Teaching union NASUWT has said there is no evidence that the current GCSE exam system is “broken”.
The results of this year’s GCSEs in England, Wales and Northern Ireland were released today. There has been a small decrease in the number of entrants who gained an A to C grade to 69.4%, compared with 69.8% last year.
Chris Keates, General Secretary of the NASUWT, said:
“The results show a slight percentage drop in the A*-C pass rate.
“The Government may seek to claim that these changes are as a result of it 'toughening up ' on examinations because they were 'too easy' in the past.
“This is untrue, as the evidence from the exam boards and exam regulator shows.
“However, the Government should consider that it is unlikely to be long before there is clear evidence that its policies are affecting educational outcomes.
“The denigration of state schools, the drive for a narrow elitist curriculum, the removal of essential support for families, the erosion of educational entitlements for children and young people and the relentless attacks on teachers and the teaching profession will take their toll, undermining over a decade of year-on-year improvement in the achievements of young people and schools.
“Today’s results are especially significant in that they come just two months after the Secretary of State effectively declared them worthless by plotting to scrap GCSEs and return to an elitist, two-tier O-levels system.
“This is despite the fact that there is no evidence that the current examinations system is broken or that our qualifications trail behind those of other countries.”

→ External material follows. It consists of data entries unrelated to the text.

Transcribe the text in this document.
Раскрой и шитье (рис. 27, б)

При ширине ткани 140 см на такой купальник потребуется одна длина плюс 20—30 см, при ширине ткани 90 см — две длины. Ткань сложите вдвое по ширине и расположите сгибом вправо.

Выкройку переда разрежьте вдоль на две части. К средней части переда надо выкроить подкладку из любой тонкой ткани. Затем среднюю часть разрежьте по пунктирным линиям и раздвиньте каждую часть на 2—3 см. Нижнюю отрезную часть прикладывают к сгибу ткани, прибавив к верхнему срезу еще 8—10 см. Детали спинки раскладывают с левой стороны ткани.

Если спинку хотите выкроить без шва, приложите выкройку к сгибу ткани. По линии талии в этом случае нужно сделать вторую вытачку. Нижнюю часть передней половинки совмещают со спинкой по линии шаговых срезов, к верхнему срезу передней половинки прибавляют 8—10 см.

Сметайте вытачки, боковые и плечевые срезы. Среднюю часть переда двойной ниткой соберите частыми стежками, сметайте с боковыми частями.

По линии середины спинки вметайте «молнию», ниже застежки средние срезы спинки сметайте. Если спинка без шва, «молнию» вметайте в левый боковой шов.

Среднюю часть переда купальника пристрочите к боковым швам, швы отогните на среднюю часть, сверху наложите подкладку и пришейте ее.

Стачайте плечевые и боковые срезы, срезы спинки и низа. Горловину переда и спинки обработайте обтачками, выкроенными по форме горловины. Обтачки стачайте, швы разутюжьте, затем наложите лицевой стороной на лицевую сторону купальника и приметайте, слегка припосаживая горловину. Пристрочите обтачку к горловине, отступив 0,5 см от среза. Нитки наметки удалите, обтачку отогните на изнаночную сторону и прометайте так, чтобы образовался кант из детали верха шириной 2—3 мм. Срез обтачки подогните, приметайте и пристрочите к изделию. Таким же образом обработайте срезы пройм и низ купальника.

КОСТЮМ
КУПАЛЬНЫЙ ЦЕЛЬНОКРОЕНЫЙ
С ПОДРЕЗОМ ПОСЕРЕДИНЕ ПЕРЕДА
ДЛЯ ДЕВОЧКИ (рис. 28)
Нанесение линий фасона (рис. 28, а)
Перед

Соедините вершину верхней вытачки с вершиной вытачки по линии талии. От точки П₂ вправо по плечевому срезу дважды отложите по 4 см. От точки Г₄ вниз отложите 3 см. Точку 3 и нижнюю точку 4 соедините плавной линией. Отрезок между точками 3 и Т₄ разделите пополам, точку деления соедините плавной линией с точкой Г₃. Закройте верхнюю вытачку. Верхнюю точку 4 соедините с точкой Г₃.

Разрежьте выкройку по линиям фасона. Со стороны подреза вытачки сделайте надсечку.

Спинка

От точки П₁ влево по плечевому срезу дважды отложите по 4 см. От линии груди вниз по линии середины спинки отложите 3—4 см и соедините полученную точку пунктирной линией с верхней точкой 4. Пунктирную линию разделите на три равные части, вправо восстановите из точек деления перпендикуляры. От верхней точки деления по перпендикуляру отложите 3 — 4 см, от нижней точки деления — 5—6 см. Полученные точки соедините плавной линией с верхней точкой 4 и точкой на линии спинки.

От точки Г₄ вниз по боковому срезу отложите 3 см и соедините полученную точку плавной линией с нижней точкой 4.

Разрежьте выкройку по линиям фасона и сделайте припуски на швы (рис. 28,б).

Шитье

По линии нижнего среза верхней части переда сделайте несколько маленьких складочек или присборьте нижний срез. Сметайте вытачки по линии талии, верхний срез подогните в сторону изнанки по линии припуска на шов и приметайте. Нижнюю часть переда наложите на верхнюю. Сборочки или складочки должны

Rex Philips, NASUWT Wales Organiser, said:
“These results reflect the hard work of our pupils and the dedication of their teachers.
“They are a testament to an education system that is delivering for the pupils of Wales.
“The pupils of Wales have worked hard: they deserve ‘a future that works’.”
Seamus Searson, NASUWT Northern Ireland Organiser, said:
“The Education Minister recently announced additional funding for early years, the schools estate and extended schools.
“While this is all extremely welcome, we also need investment in our schools workforce in order to ensure that the achievements in evidence today are built on for the future.
“Without a well resourced and supported school workforce children and young people will not be able to achieve their best and schools will not be able to maintain the high standards we have come to expect.”